There are 42 tribes and languages in Kenya. The biggest tribe is the Kikuyu who are described as the Jews of Kenya since they are aggressive business men and politically astute, the second is the Masai along the southern border, the third is the Mkamba and the 4th the Lao near the Uganda border. The Mkamba are the wood carvers and there are 5000 of them in this cooperative- the cooperative supplies them with the wood and the carvers get 80% of the selling price. We got to see examples of some of the trees, mahogony, rosewood, ebony and the neem tree. ( I don't know how to spell neem, but it is a useful tree I've heard called the "toothbrush tree" because the natives use it for gum massage and there are other herbal remedies such as brewed leaves which are better than viagra.) While I'm walking around through the hovels they use as their wood working shop I begin to feel lightheaded and notice I'm sweating a lot more than most. Finally made it to the showroom which was loaded with carvings but badly lit and no air circulating so i went out to sit in the airconditioned bus but driver was busy shooting the breeze with his buddies even though the bus engine was running. After 15 minutes of being nice guy, I went over to ask him to open the bus- to the relief of several of us. By the time the shoppers arrived I was cooled down enough to try the next site visit- Fort Jesus. The Portugese had built the fort but it was used by the Arab sultans for a long while. The chapel was gone but they recently discovered where the Christian cemetery was and found a skeleton which is on exhibit at the site.

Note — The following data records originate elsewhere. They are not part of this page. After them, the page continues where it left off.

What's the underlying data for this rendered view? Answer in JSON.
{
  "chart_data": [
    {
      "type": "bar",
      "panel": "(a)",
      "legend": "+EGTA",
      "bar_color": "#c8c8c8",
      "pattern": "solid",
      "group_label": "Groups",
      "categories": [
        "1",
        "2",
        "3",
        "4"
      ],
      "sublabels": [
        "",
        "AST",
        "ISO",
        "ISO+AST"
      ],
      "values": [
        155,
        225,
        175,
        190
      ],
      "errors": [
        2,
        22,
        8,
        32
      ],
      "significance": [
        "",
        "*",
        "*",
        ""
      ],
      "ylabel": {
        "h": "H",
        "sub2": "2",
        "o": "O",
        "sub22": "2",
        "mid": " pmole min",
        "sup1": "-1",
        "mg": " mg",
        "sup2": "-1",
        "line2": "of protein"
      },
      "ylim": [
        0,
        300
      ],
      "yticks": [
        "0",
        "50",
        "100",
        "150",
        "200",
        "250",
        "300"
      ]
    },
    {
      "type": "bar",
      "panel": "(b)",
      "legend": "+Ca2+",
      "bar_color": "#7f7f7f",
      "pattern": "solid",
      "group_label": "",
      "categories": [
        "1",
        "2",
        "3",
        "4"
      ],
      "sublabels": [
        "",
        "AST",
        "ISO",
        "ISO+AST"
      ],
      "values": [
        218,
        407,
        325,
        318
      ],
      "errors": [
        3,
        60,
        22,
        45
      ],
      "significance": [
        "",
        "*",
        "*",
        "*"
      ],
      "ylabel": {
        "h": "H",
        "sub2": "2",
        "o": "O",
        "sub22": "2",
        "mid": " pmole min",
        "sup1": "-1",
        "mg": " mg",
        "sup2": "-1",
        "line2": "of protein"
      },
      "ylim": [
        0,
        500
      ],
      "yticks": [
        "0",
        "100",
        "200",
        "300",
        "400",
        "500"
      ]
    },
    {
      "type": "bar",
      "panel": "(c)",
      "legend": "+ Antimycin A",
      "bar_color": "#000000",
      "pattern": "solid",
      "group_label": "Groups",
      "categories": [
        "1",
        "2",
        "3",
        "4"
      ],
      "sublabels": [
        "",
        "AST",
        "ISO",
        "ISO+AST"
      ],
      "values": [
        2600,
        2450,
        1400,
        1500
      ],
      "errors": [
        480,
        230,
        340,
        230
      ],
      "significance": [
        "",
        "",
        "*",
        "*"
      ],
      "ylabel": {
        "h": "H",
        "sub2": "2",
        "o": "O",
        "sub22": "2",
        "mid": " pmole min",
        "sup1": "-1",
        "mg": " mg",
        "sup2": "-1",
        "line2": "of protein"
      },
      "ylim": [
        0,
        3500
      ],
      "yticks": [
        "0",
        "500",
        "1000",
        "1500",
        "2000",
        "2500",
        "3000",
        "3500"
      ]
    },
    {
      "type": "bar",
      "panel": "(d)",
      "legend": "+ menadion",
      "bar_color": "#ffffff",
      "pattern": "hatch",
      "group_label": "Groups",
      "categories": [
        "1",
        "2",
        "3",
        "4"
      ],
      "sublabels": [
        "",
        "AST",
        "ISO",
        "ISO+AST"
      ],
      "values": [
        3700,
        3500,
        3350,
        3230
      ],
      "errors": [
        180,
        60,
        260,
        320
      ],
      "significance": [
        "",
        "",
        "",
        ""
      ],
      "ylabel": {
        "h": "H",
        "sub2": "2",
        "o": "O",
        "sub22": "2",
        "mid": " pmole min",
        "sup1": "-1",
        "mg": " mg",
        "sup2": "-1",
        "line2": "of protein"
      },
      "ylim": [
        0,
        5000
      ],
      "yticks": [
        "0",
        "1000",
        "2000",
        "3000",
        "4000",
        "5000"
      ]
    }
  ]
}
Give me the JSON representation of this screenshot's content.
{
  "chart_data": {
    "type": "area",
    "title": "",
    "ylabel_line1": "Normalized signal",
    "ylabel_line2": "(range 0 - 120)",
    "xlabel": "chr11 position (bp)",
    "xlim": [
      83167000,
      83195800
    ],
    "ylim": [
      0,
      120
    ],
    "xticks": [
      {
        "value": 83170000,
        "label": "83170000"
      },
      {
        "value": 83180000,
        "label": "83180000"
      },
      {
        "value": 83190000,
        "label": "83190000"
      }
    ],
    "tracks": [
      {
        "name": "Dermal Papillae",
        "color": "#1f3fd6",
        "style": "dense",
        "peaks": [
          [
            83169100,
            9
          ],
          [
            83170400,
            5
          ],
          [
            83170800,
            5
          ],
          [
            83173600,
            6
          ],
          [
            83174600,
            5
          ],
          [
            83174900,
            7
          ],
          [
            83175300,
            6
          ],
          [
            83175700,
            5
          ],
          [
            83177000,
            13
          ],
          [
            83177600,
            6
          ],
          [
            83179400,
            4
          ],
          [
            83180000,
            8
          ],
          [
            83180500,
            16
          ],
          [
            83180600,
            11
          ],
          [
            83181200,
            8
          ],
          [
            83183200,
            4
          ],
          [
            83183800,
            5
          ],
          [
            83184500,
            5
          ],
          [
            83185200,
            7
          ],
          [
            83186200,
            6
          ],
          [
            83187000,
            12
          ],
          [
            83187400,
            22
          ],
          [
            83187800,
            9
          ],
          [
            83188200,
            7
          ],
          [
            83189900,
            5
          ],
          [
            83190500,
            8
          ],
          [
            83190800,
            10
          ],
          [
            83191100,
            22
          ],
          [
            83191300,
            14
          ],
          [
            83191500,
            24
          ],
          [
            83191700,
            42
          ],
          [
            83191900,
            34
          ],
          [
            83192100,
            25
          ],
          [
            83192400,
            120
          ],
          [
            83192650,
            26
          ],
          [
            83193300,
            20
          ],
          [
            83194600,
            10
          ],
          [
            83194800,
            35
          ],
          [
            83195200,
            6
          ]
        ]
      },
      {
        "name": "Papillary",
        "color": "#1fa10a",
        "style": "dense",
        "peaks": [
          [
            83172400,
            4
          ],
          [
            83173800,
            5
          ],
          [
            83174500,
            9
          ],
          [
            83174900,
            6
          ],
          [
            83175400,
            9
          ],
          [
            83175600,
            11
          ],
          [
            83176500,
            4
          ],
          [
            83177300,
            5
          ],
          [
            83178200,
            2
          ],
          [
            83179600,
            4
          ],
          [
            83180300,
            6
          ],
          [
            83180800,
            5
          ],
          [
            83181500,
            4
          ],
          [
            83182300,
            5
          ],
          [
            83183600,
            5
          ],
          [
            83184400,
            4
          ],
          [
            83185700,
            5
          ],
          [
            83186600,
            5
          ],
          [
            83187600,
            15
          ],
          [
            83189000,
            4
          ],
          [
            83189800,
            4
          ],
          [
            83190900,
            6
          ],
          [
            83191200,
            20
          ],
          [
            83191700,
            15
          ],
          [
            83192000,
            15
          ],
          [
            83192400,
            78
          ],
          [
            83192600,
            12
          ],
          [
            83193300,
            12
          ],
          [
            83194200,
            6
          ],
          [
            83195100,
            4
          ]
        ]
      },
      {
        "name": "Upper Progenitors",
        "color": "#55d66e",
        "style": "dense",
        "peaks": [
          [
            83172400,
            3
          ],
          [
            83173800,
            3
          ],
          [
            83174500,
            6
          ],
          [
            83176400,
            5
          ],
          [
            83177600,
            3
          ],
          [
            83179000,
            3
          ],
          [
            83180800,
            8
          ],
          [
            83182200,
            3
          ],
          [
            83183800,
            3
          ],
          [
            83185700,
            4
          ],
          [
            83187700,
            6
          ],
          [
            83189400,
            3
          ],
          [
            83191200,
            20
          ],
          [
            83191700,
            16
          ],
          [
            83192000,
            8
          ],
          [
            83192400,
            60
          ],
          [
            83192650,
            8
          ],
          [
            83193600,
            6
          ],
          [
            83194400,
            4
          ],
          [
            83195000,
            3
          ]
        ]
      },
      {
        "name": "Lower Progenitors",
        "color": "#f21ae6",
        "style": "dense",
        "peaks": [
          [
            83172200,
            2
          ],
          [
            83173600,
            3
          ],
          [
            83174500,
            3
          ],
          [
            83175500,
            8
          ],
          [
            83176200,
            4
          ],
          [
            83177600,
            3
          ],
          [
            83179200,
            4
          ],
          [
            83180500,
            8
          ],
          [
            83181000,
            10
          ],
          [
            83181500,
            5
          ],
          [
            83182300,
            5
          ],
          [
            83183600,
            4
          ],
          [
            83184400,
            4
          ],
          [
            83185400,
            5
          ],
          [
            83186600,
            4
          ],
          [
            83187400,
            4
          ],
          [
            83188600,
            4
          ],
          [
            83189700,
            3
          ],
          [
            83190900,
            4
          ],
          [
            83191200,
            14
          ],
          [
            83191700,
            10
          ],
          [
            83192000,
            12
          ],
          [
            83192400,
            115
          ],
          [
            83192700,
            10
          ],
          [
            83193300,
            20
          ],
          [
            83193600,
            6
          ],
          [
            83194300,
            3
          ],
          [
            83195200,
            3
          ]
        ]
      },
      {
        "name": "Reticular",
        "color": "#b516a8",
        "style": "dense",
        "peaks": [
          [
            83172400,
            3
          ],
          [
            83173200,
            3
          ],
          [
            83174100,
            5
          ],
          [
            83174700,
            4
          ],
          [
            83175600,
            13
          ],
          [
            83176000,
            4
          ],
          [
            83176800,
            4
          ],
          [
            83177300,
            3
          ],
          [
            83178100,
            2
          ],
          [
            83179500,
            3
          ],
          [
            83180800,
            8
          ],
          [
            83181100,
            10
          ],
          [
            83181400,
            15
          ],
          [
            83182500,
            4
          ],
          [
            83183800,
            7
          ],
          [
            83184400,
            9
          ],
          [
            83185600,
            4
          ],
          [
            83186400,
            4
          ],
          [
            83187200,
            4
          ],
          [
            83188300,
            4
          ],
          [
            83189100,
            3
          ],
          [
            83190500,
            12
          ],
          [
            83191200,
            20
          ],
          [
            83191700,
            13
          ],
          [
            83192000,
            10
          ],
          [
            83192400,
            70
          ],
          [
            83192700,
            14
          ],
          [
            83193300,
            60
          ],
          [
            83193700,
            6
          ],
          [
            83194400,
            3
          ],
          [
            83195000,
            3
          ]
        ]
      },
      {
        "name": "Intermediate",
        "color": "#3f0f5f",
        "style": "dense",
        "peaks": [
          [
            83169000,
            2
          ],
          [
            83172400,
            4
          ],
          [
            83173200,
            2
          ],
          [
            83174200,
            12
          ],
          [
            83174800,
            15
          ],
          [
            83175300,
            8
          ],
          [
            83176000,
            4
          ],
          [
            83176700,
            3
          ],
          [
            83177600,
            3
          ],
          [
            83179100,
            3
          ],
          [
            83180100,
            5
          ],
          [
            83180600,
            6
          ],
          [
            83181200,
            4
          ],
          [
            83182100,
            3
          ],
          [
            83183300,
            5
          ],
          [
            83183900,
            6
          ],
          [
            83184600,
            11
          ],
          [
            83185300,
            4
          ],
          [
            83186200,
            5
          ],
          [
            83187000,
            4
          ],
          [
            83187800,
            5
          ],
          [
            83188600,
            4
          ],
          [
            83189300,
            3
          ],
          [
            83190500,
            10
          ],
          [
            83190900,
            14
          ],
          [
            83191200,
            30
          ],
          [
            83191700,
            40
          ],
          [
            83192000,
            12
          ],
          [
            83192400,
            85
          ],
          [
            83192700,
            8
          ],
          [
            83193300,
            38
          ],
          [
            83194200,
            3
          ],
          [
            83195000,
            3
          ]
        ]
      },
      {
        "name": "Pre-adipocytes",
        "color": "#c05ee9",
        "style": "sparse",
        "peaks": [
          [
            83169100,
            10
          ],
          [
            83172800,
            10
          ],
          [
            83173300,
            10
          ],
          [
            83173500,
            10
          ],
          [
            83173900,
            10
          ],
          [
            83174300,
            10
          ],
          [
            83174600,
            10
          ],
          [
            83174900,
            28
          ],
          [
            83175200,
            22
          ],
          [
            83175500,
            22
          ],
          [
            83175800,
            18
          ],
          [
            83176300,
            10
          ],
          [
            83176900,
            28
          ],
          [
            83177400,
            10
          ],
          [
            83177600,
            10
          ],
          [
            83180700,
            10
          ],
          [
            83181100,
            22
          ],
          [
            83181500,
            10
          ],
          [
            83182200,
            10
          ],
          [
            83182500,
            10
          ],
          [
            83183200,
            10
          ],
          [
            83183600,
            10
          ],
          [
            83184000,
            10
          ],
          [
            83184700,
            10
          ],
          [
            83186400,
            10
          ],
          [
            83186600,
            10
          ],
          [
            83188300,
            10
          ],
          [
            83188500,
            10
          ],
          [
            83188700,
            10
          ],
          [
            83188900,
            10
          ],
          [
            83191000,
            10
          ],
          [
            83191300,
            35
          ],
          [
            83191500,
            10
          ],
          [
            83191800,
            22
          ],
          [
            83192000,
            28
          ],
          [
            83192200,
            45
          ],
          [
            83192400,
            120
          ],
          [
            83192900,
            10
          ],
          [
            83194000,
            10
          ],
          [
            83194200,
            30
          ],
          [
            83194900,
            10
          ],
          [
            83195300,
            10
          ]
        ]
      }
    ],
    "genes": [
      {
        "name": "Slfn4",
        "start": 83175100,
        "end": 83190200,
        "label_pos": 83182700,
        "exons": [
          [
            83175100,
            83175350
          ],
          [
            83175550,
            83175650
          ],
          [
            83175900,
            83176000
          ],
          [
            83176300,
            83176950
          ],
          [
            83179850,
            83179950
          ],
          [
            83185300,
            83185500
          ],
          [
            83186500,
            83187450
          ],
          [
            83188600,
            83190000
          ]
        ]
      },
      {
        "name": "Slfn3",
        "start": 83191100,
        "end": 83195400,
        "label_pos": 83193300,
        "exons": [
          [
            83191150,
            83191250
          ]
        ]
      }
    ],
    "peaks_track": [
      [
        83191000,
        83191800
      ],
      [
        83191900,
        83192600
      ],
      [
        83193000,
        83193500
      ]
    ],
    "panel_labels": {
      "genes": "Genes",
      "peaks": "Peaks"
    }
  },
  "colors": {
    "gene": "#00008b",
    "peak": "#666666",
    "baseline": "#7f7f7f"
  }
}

The next stop is a walk through "stone town" the oldest part of the city, but I'm not tolerating the heat very well, pretty much drenched in sweat, so back to the bus. by the time we make it back to the pier I'm pretty exhausted so instead of bargaining with the local sellers who frequent the pier, I head straight for the ship. It's almost 1pm so instead of a nap I hit the buffet to wolf down a salad and some crab cakes and then slept until 3:30pm. We have an RC priest on board so went to 4pm mass- there were probably 20 of us total and even though there's a lot of Brits on board I expected a better turnout til I remembered many of the passengers were on the safari tour. Life boat drill at 5pm, again many pasengers missing. Had tomato bisque and bread for dinner because by now I feel like I've been run over by a truck. Went to the variety show at 7:30 where I chatted with Jane until the show started. Two of the three acts I had seen before- "Richocet" a husband and wife team who is an illusionist and had a couple of new acts; Paul Adams, a British comedian who had a lot of the same jokes; and The Marco Polo Company- 4 guys and 4 gals who do sort of Broadway production numbers. They were all new kids but from the other cruises these kids can be interchangeable. Was asleep by 9pm. We had left Mombasa for Zanzibar about 8:30pm- a delay of about 2 1/2 hours because there was a water shortage in Mombasa and we had to wait to top off our tanks. I fell asleep considering my differential diagnosis as an atypical MI, dengue fever, impending gastroenteritis or just knocked out by the bad bus ride- in that order.